For normal to dry skin- gentle milk cleansing is recommended in the morning, to fulfil the function of removing debris, oil and residual skincare products overnight.  For oily, acne-prone skin, an emulsifying cleanser helps to remove excessive oil and to prep skin for absorbing skincare. Night cleansing for those who wear makeup is a double cleanse— oil-soluble makeup pigments have to be dissolved in an oil or micellar formula, while the residue should be removed in a lathering(foaming) formula. Double cleansing is especially important for those with combination or oily skin.

Are there any products reserved for day-time use or night-time use? 
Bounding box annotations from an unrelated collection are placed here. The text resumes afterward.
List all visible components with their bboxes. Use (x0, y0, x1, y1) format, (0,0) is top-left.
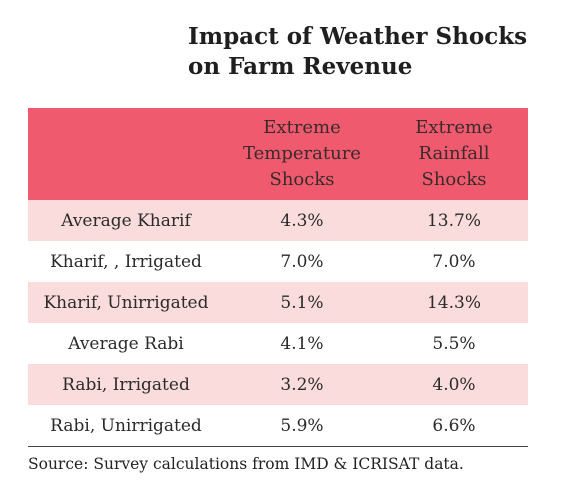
header-temperature-line-1: Extreme (263, 117, 341, 138)
header-cell-temperature: Extreme Temperature Shocks (224, 108, 380, 200)
row-label: Rabi, Irrigated (62, 374, 190, 395)
cell-temperature: 7.0% (280, 251, 324, 272)
row-label: Rabi, Unirrigated (50, 415, 202, 436)
header-rainfall-line-1: Extreme (415, 117, 493, 138)
cell-temperature: 5.1% (280, 292, 324, 313)
table-body: Average Kharif 4.3% 13.7% Kharif, , Irri… (28, 200, 528, 446)
chart-title-line-2: on Farm Revenue (188, 53, 413, 80)
cell-rainfall: 13.7% (426, 210, 481, 231)
table-bottom-rule (28, 446, 528, 447)
table-row: Rabi, Irrigated 3.2% 4.0% (28, 364, 528, 405)
cell-rainfall: 4.0% (432, 374, 476, 395)
row-label: Kharif, , Irrigated (50, 251, 202, 272)
source-note: Source: Survey calculations from IMD & I… (28, 455, 464, 473)
header-rainfall-line-2: Rainfall (418, 143, 490, 164)
cell-rainfall: 7.0% (432, 251, 476, 272)
header-rainfall-line-3: Shocks (421, 169, 487, 190)
cell-rainfall: 6.6% (432, 415, 476, 436)
chart-title-line-1: Impact of Weather Shocks (188, 23, 528, 50)
cell-temperature: 4.1% (280, 333, 324, 354)
table-row: Kharif, , Irrigated 7.0% 7.0% (28, 241, 528, 282)
header-cell-label (28, 108, 224, 200)
chart-title: Impact of Weather Shocks on Farm Revenue (188, 22, 548, 82)
data-table-container: Extreme Temperature Shocks Extreme Rainf… (28, 108, 528, 447)
table-row: Average Rabi 4.1% 5.5% (28, 323, 528, 364)
cell-temperature: 4.3% (280, 210, 324, 231)
row-label: Kharif, Unirrigated (43, 292, 209, 313)
data-table: Extreme Temperature Shocks Extreme Rainf… (28, 108, 528, 446)
header-cell-rainfall: Extreme Rainfall Shocks (380, 108, 528, 200)
row-label: Average Kharif (61, 210, 191, 231)
cell-rainfall: 5.5% (432, 333, 476, 354)
header-temperature-line-2: Temperature (243, 143, 361, 164)
table-header: Extreme Temperature Shocks Extreme Rainf… (28, 108, 528, 200)
table-row: Kharif, Unirrigated 5.1% 14.3% (28, 282, 528, 323)
table-row: Average Kharif 4.3% 13.7% (28, 200, 528, 241)
cell-temperature: 5.9% (280, 415, 324, 436)
row-label: Average Rabi (68, 333, 184, 354)
table-row: Rabi, Unirrigated 5.9% 6.6% (28, 405, 528, 446)
table-header-row: Extreme Temperature Shocks Extreme Rainf… (28, 108, 528, 200)
cell-temperature: 3.2% (280, 374, 324, 395)
cell-rainfall: 14.3% (426, 292, 481, 313)
header-temperature-line-3: Shocks (269, 169, 335, 190)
Depends on the active ingredients— as above, if it contains retinols or its derivatives it would be sun-sensitising and should only be used at night, same with any topical cosmeceutical ingredients with the potential for skin irritation, these should be reserved at night.  For daytime- plant derived anti-oxidants and vitamin C help to stave off photoaging by fighting free radical formation.

What are the products you would recommend for a day-time skincare routine?

Cleanser, hyaluronic acid based serumvitamin C serum, emulsion based moisturiser (for Singapore’s humid climate), SPF 50 broad spectrum sunblock 

What are the products you would recommend for a night-time skincare routine?

Double cleansing with an emulsion cleanser for makeup removal and a gentle cleanser thereafter, an antioxidant serum ( such as containing Resveratrol, vitamin C, phytoantioxidants) and a moisturiser containing ceramide.

Some dermatologists are known to recommend sunscreen-use at night. Would you say you agree? Why?  

I do not think it is necessary nor practical. Sunscreen is meant to protect against the damaging UV rays, which can cause sun induced  photoaging and skin cancers. Sunscreens tend to contain some oil- based solvents and sleeping in it will cause stains on pillowcases.

Will having a separate day-time and night-time routine have a significant positive impact on your complexion?  

I would say having evidence based cosmeceutical active ingredients in your regimen is the key determinant of the efficacy of a routine. It is important to respect that certain ingredients as above are best incorporated  into either a morning or nighttime routine due to its innate functions to maximise benefits and reduce side effects.